Au cours d’un point de presse en milieu de journée, Mme Hogan a affirmé qu’elle n’est pas en mesure de dire s’il s’agit d’un cas de corruption.

Elle a également affirmé qu’il est difficile de déterminer si des documents ont été effacés ou bien s’ils n’ont jamais existé.

Les fonctionnaires doivent toujours faire preuve de transparence et rendre des comptes aux Canadiens sur leur gestion des fonds publics. Une situation d’urgence ne veut pas dire que toutes les règles peuvent être jetées par la fenêtre.

Une citation de Karen Hogan, vérificatrice générale du Canada

« L’urgence » pour justifier les lacunes

Dans un communiqué, l’Agence des services frontaliers a remercié la vérificatrice générale pour son rapport, qui a mis en évidence des lacunes inacceptables.

Une affiche de l’Agence des services frontaliers du Canada.
Photo : La Presse canadienne / Jeff McIntosh

L’agence affirme avoir déjà pris des mesures pour mettre en œuvre les recommandations fournies dans le rapport et envisage de créer un Comité exécutif d’examen de l’approvisionnement pour approuver les contrats et les autorisations de tâches.
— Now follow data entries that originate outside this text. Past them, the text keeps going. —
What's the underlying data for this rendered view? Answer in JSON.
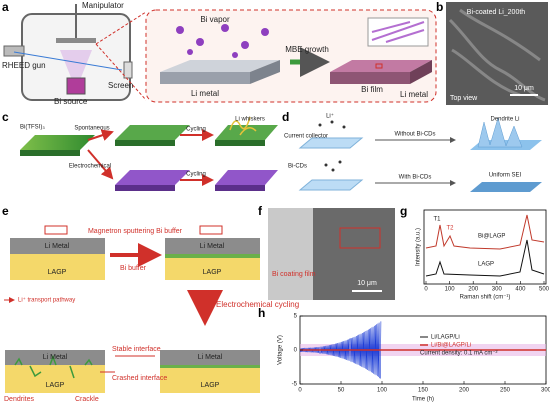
{
  "panels": {
    "a": {
      "label": "a",
      "manipulator": "Manipulator",
      "rheed": "RHEED gun",
      "source": "Bi source",
      "screen": "Screen",
      "vapor": "Bi vapor",
      "growth": "MBE growth",
      "film": "Bi film",
      "substrate_left": "Li metal",
      "substrate_right": "Li metal"
    },
    "b": {
      "label": "b",
      "caption": "Bi-coated Li_200th",
      "view": "Top view",
      "scale": "10 μm"
    },
    "c": {
      "label": "c",
      "salt": "Bi(TFSI)₃",
      "spontaneous": "Spontaneous",
      "electrochemical": "Electrochemical",
      "cycling_top": "Cycling",
      "cycling_bottom": "Cycling",
      "whiskers": "Li whiskers"
    },
    "d": {
      "label": "d",
      "collector": "Current collector",
      "ion": "Li⁺",
      "cds": "Bi-CDs",
      "without": "Without Bi-CDs",
      "with": "With Bi-CDs",
      "dendrite": "Dendrite Li",
      "sei": "Uniform SEI"
    },
    "e": {
      "label": "e",
      "sputter": "Magnetron sputtering Bi buffer",
      "metal_1": "Li Metal",
      "metal_2": "Li Metal",
      "metal_3": "Li Metal",
      "metal_4": "Li Metal",
      "lagp_1": "LAGP",
      "lagp_2": "LAGP",
      "lagp_3": "LAGP",
      "lagp_4": "LAGP",
      "buffer": "Bi buffer",
      "pathway": "Li⁺ transport pathway",
      "cycling": "Electrochemical cycling",
      "stable": "Stable interface",
      "crashed": "Crashed interface",
      "dendrites": "Dendrites",
      "crackle": "Crackle"
    },
    "f": {
      "label": "f",
      "film": "Bi coating film",
      "scale": "10 μm"
    },
    "g": {
      "label": "g",
      "ylabel": "Intensity (a.u.)",
      "xlabel": "Raman shift (cm⁻¹)",
      "xticks": [
        0,
        100,
        200,
        300,
        400,
        500
      ],
      "legend": [
        "Bi@LAGP",
        "LAGP"
      ],
      "peaks": [
        "T1",
        "T2"
      ]
    },
    "h": {
      "label": "h",
      "ylabel": "Voltage (V)",
      "xlabel": "Time (h)",
      "yticks": [
        -5,
        0,
        5
      ],
      "xticks": [
        0,
        50,
        100,
        150,
        200,
        250,
        300
      ],
      "legend": [
        "Li/LAGP/Li",
        "Li/Bi@LAGP/Li"
      ],
      "note": "Current density: 0.1 mA cm⁻²"
    }
  }
}
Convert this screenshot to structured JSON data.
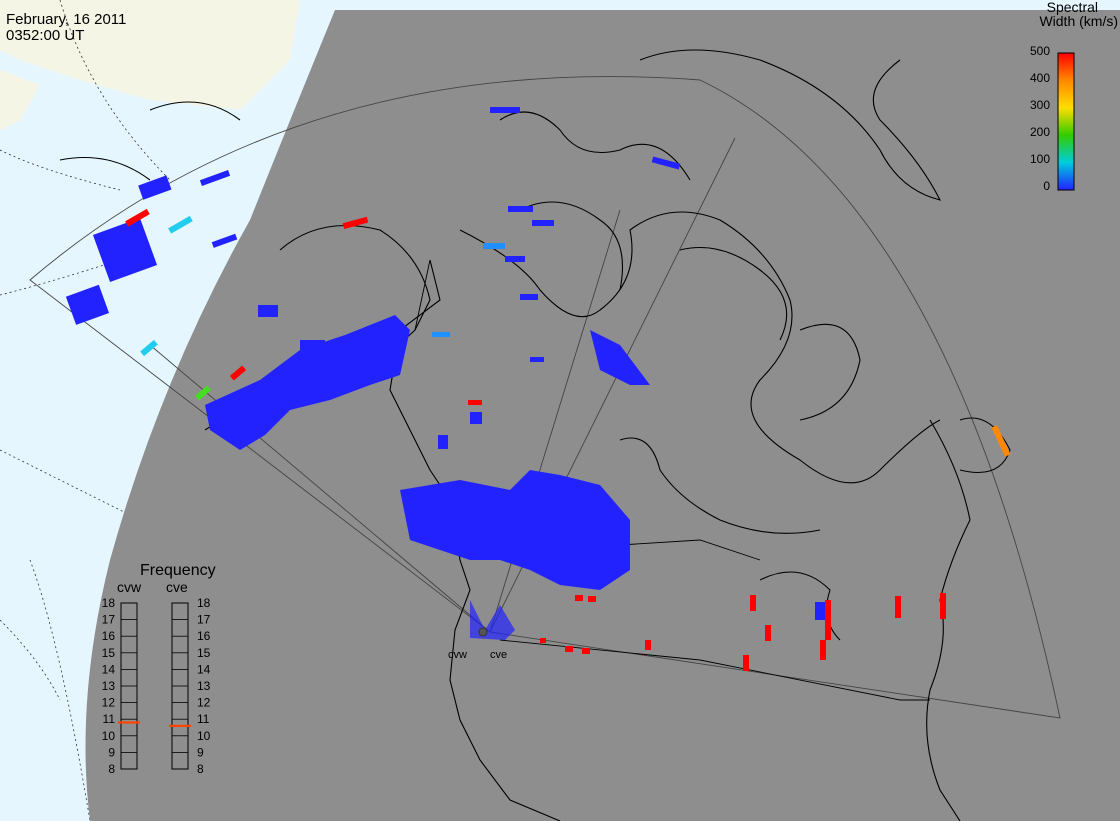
{
  "header": {
    "date": "February, 16 2011",
    "time": "0352:00 UT"
  },
  "colorbar": {
    "title_line1": "Spectral",
    "title_line2": "Width (km/s)",
    "ticks": [
      "500",
      "400",
      "300",
      "200",
      "100",
      "0"
    ],
    "colors": [
      "#ff0000",
      "#ff8800",
      "#ffdd00",
      "#33cc00",
      "#00ccdd",
      "#2222ff"
    ]
  },
  "frequency_panel": {
    "title": "Frequency",
    "radars": [
      {
        "code": "cvw",
        "value_mhz": 10.8
      },
      {
        "code": "cve",
        "value_mhz": 10.6
      }
    ],
    "ticks": [
      "18",
      "17",
      "16",
      "15",
      "14",
      "13",
      "12",
      "11",
      "10",
      "9",
      "8"
    ],
    "marker_color": "#ff4400"
  },
  "radar_site_labels": [
    "cvw",
    "cve"
  ],
  "colors": {
    "night": "#8e8e8e",
    "land_day": "#f5f5e6",
    "ocean_day": "#e6f6fe",
    "coastline": "#000000",
    "low": "#2222ff",
    "med_low": "#1e90ff",
    "cyan": "#22ccee",
    "green": "#44dd22",
    "orange": "#ff8800",
    "high": "#ff0000"
  }
}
L’application a été créée pendant une période extraordinaire et dans l’urgence. […] L’Agence s’est efforcée de remplacer, le plus rapidement possible, un processus papier qui ne répondait pas aux besoins en matière de santé publique et qui avait des répercussions sur la frontière avec des temps d’attente importants.

Une citation de Extrait de la réaction de l’Agence des services frontaliers

L’Agence rappelle enfin que l’application a été téléchargée plus de 18 millions de fois et utilisée par plus de 60 millions de voyageurs. « Au-delà du contexte de la pandémie de COVID-19, l’application est toujours offerte aux voyageurs qui souhaitent faire leurs déclarations de douane à l’avance et gagner du temps à la frontière ».
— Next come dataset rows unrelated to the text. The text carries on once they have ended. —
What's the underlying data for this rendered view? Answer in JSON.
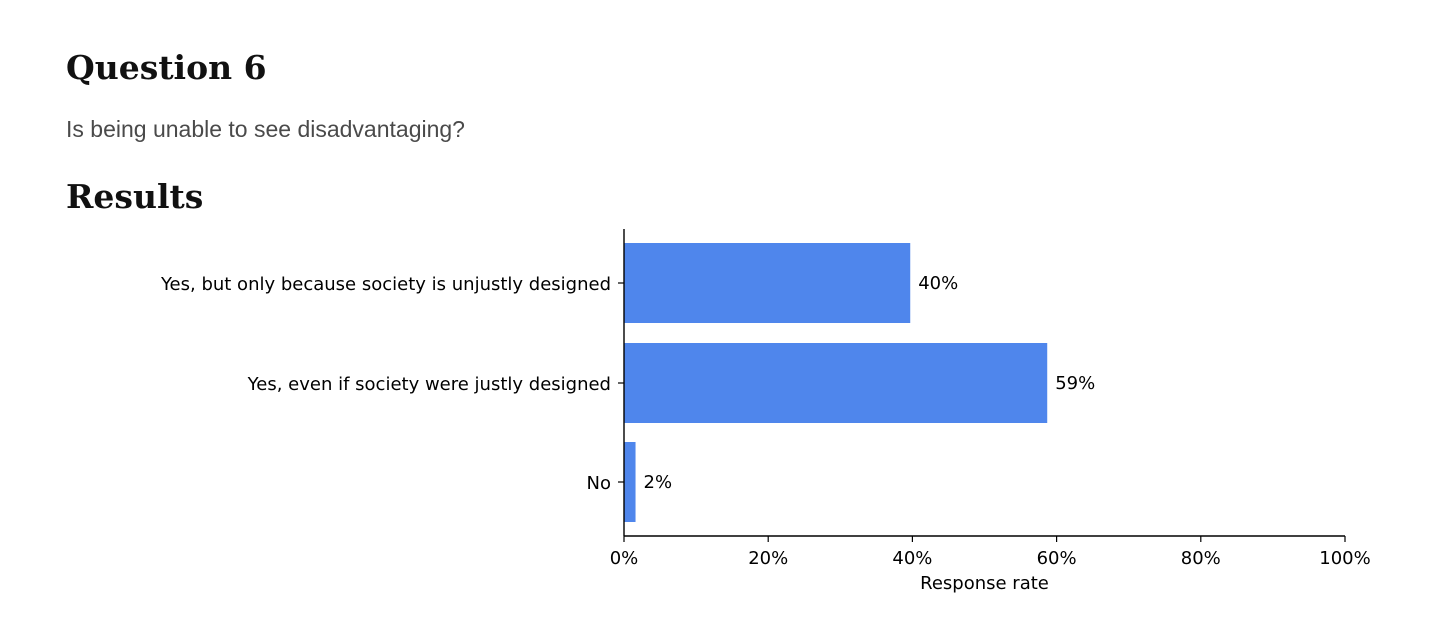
{
  "heading": "Question 6",
  "question_text": "Is being unable to see disadvantaging?",
  "results_heading": "Results",
  "chart_data": {
    "type": "bar",
    "orientation": "horizontal",
    "categories": [
      "Yes, but only because society is unjustly designed",
      "Yes, even if society were justly designed",
      "No"
    ],
    "values": [
      39.7,
      58.7,
      1.6
    ],
    "value_labels": [
      "40%",
      "59%",
      "2%"
    ],
    "xlabel": "Response rate",
    "xlim": [
      0,
      100
    ],
    "xticks": [
      0,
      20,
      40,
      60,
      80,
      100
    ],
    "xtick_labels": [
      "0%",
      "20%",
      "40%",
      "60%",
      "80%",
      "100%"
    ],
    "bar_color": "#4f86ec",
    "grid": false,
    "legend": "none"
  }
}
Critiques des partis de l’opposition

Réagissant à ce rapport, le chef des conservateurs, Pierre Poilievre, a dénoncé le gaspillage de fonds publics pour une application dont on n’avait même pas besoin. Il a accusé le gouvernement de Justin Trudeau de corruption, même si la vérificatrice générale n’est pas allée jusque-là dans ses critiques.

La facture de l’application est environ 750 fois plus élevée que les coûts initiaux, a-t-il dit en conférence de presse. Quand on paie de l’argent pour rien, n’est-ce pas de la corruption? a-t-il encore demandé.

Pour sa part, le chef du Nouveau Parti démocratique (NPD), Jagmeet Singh, a accusé les libéraux d’avoir profité de la pandémie pour enrichir de riches experts-conseils en leur remettant des millions de dollars de l’argent des contribuables – sans garder les reçus.

C’est le résultat d’années de conservateurs et de libéraux qui ont créé un système permettant à de riches experts-conseils d’obtenir des contrats gouvernementaux et de réaliser des millions de dollars de profits aux dépens de notre service public professionnel et des contribuables canadiens, dénonce encore M. Singh dans un communiqué.

Le Bloc québécois a de son côté parlé de scandale. Le gouvernement fédéral a clairement laissé aller les choses comme si l’argent des contribuables n’était pas important, a affirmé Alain Therrien, leader parlementaire du Bloc Québécois. C’est quand même aberrant.

Il y a des fonctionnaires qui auraient profité de la situation et obtenu des faveurs, a-t-il ajouté en point de presse. Si on ne peut pas parler de corruption, on peut parler au minimum de gestion inadéquate.

Encore du travail à faire

Le ministre des Services publics et de l’Approvisionnement, Jean-Yves Duclos, et le ministre de la Sécurité publique, Dominic LeBlanc, ont quant à eux refusé d’assumer une partie du blâme entourant les déboires de l’application ArriveCan.

Cette application a été développée lors d’une pandémie, il fallait agir rapidement, mais nous reconnaissons que les choses auraient dû être faites différemment, a dit à des journalistes M. LeBlanc.

L’urgence n’est pas une raison pour justifier le manque d’informations, a renchéri M. Duclos. Nous avons commencé à agir, mais il y aura encore du travail à faire dans les prochaines semaines.

À la fin de janvier, le premier ministre Justin Trudeau avait qualifié la gestion de l’application de hautement illogique et inefficace.